%
% Work-shift scheduling problem in MiniZinc.
%
% From SAS/OR 9.22 User's Guide: Constraint Programming
% """
% This example illustrates the use of the GCC constraint in finding a
% feasible solution to a work-shift scheduling problem and then using
% the element constraint to incorporate cost information in order to
% find a minimum cost schedule.
%
% Six workers (Alan, Bob, John, Mike, Scott, and Ted) are to be assigned
% to three working shifts. The first shift needs at least one and at
% most four people; the second shift needs at least two and at most
% three people; and the third shift needs exactly two people. Alan
% does not work on the first shift; Bob works only on the third shift.
% The others can work any shift. The objective is to find a feasible
% assignment for this problem.
%
% You can model the minimum and maximum shift requirements with a
% GCC constraint and formulate the problem as a standard CSP. The
% variables W1–W6 identify the shift to be assigned to each of the
% six workers: Alan, Bob, John, Mike, Scott, and Ted.
% """
% Note: There are 34 solutions.
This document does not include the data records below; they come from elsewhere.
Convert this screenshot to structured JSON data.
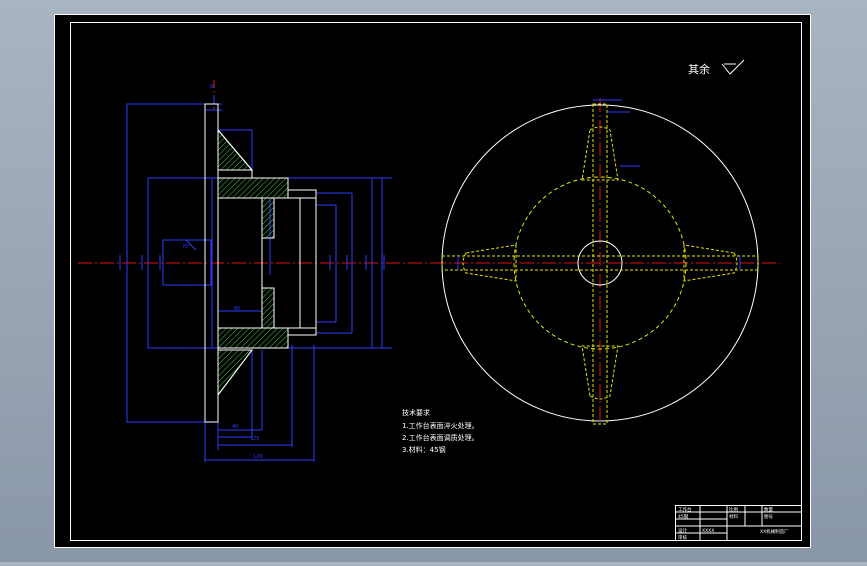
{
  "drawing": {
    "roughness_note": "其余",
    "tech_requirements": {
      "title": "技术要求",
      "items": [
        "1.工作台表面淬火处理。",
        "2.工作台表面调质处理。",
        "3.材料：45钢"
      ]
    },
    "title_block": {
      "cells": [
        "工作台",
        "45钢",
        "比例",
        "数量",
        "材料",
        "图号",
        "XXXX",
        "设计",
        "审核",
        "XX机械制造厂"
      ]
    }
  },
  "colors": {
    "sheet": "#000000",
    "frame": "#ffffff",
    "outline": "#ffffff",
    "dimension": "#2b3cff",
    "centerline": "#e01010",
    "hidden": "#e6e600",
    "hatch": "#3cd43c",
    "text": "#ffffff"
  },
  "icons": {
    "roughness": "surface-roughness-symbol"
  }
}
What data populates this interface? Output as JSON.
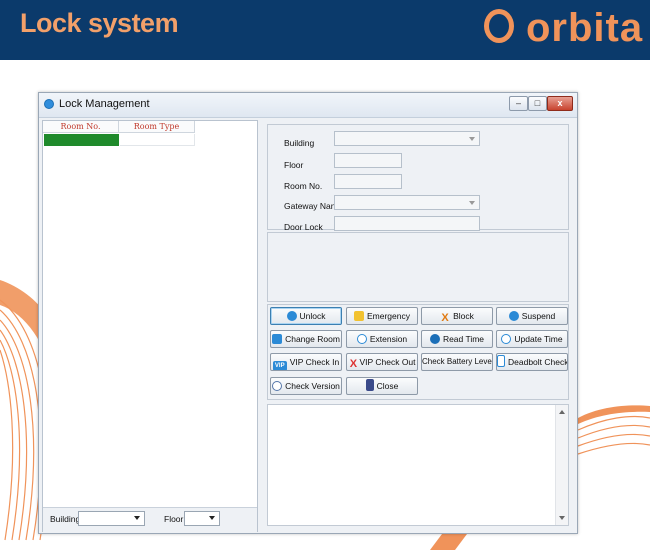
{
  "banner": {
    "title": "Lock system",
    "logo_text": "orbita"
  },
  "colors": {
    "banner_bg": "#0b3a6b",
    "accent_orange": "#f0935a",
    "selected_cell": "#1f8a2b"
  },
  "window": {
    "title": "Lock Management",
    "controls": {
      "minimize": "–",
      "maximize": "□",
      "close": "x"
    }
  },
  "room_table": {
    "columns": [
      "Room No.",
      "Room Type"
    ],
    "rows": [
      {
        "room_no": "",
        "room_type": ""
      }
    ]
  },
  "left_filter": {
    "building_label": "Building",
    "building_value": "",
    "floor_label": "Floor",
    "floor_value": ""
  },
  "form": {
    "building_label": "Building",
    "building_value": "",
    "floor_label": "Floor",
    "floor_value": "",
    "room_label": "Room No.",
    "room_value": "",
    "gateway_label": "Gateway Nan",
    "gateway_value": "",
    "doorlock_label": "Door Lock",
    "doorlock_value": ""
  },
  "buttons": {
    "unlock": "Unlock",
    "emergency": "Emergency",
    "block": "Block",
    "suspend": "Suspend",
    "change_room": "Change Room",
    "extension": "Extension",
    "read_time": "Read Time",
    "update_time": "Update Time",
    "vip_check_in": "VIP Check In",
    "vip_check_out": "VIP Check Out",
    "check_battery": "Check Battery Level",
    "deadbolt_check": "Deadbolt Check",
    "check_version": "Check Version",
    "close": "Close"
  },
  "icons": {
    "vip_badge": "VIP",
    "block_glyph": "X",
    "vip_out_glyph": "X"
  }
}
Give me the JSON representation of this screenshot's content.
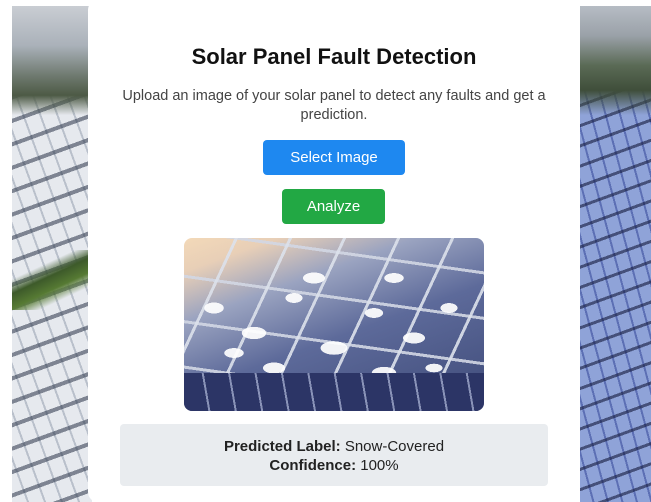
{
  "page": {
    "title": "Solar Panel Fault Detection",
    "subtitle": "Upload an image of your solar panel to detect any faults and get a prediction."
  },
  "buttons": {
    "select_image": "Select Image",
    "analyze": "Analyze"
  },
  "result": {
    "label_caption": "Predicted Label:",
    "label_value": "Snow-Covered",
    "confidence_caption": "Confidence:",
    "confidence_value": "100%"
  },
  "colors": {
    "select_button": "#1e88f0",
    "analyze_button": "#22a844",
    "result_background": "#e9ecef"
  },
  "images": {
    "background": "solar-farm-photo",
    "preview": "snow-covered-solar-panel-photo"
  }
}
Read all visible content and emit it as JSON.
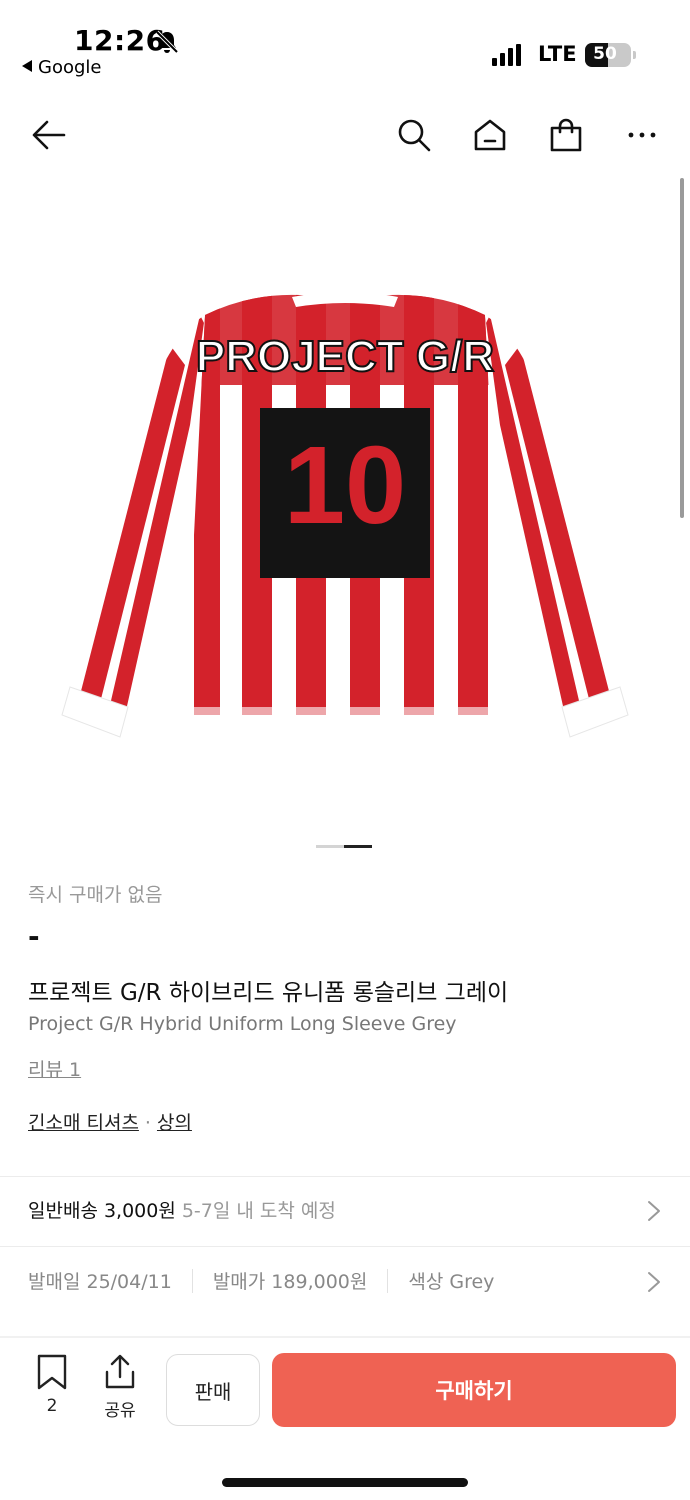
{
  "status_bar": {
    "time": "12:26",
    "back_app": "Google",
    "network": "LTE",
    "battery": "50"
  },
  "navbar": {
    "icons": [
      "back-arrow-icon",
      "search-icon",
      "home-icon",
      "shopping-bag-icon",
      "more-icon"
    ]
  },
  "product_image": {
    "jersey_brand_text": "PROJECT G/R",
    "jersey_number": "10",
    "colors": {
      "red": "#d3222b",
      "white": "#ffffff",
      "patch": "#141414"
    },
    "pager_total": 2,
    "pager_active": 2
  },
  "product": {
    "instant_buy_note": "즉시 구매가 없음",
    "price": "-",
    "title_ko": "프로젝트 G/R 하이브리드 유니폼 롱슬리브 그레이",
    "title_en": "Project G/R Hybrid Uniform Long Sleeve Grey",
    "review": "리뷰 1",
    "category_1": "긴소매 티셔츠",
    "category_sep": "·",
    "category_2": "상의"
  },
  "shipping": {
    "label": "일반배송 3,000원",
    "estimate": "5-7일 내 도착 예정"
  },
  "meta": {
    "release_date": "발매일 25/04/11",
    "release_price": "발매가 189,000원",
    "color": "색상 Grey"
  },
  "bottom_bar": {
    "bookmark_count": "2",
    "share_label": "공유",
    "sell_label": "판매",
    "buy_label": "구매하기",
    "buy_color": "#ef6253"
  }
}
The solution in the above example
% is:
% x: [2, 3, 1, 1, 2, 3]
%
% Shift 1: John Mike
% Shift 2: Alan Scott
% Shift 3: Bob Ted
%
% This MiniZinc model was created by Hakan Kjellerstrand, hakank@bonetmail.com
% See also my MiniZinc page: http://www.hakank.org/minizinc/
%
include "globals.mzn";
int: s = 3; % 3 working shifts
int: p = 6; % 6 workers
array[1..s] of int: lower = [1,2,2];
array[1..s] of int: upper = [4,3,2];
array[1..p] of string: workers = ["Alan", "Bob", "John", "Mike", "Scott", "Ted"];
% Six workers (Alan, Bob, John, Mike, Scott and Ted)
array[1..p] of var 1..s: x;
solve satisfy;
% solve :: int_search(x, first_fail, indomain_min, complete) satisfy;
constraint
global_cardinality_low_up(x, [i | i in 1..s], lower, upper)
/\
x[1] != 1 % Alan doesn't work on the first shift.
/\
x[2] = 3 % Bob works only on the third shift.
;
output [
"x: " ++ show(x)
]
++
[
if worker = 1 then "\nShift " ++ show(shift) ++ ": " else "" endif ++
if (fix(x[worker]) = shift) then
show(workers[worker]) ++ " "
else "" endif
| shift in 1..s, worker in 1..p
]
++ ["\n"]
;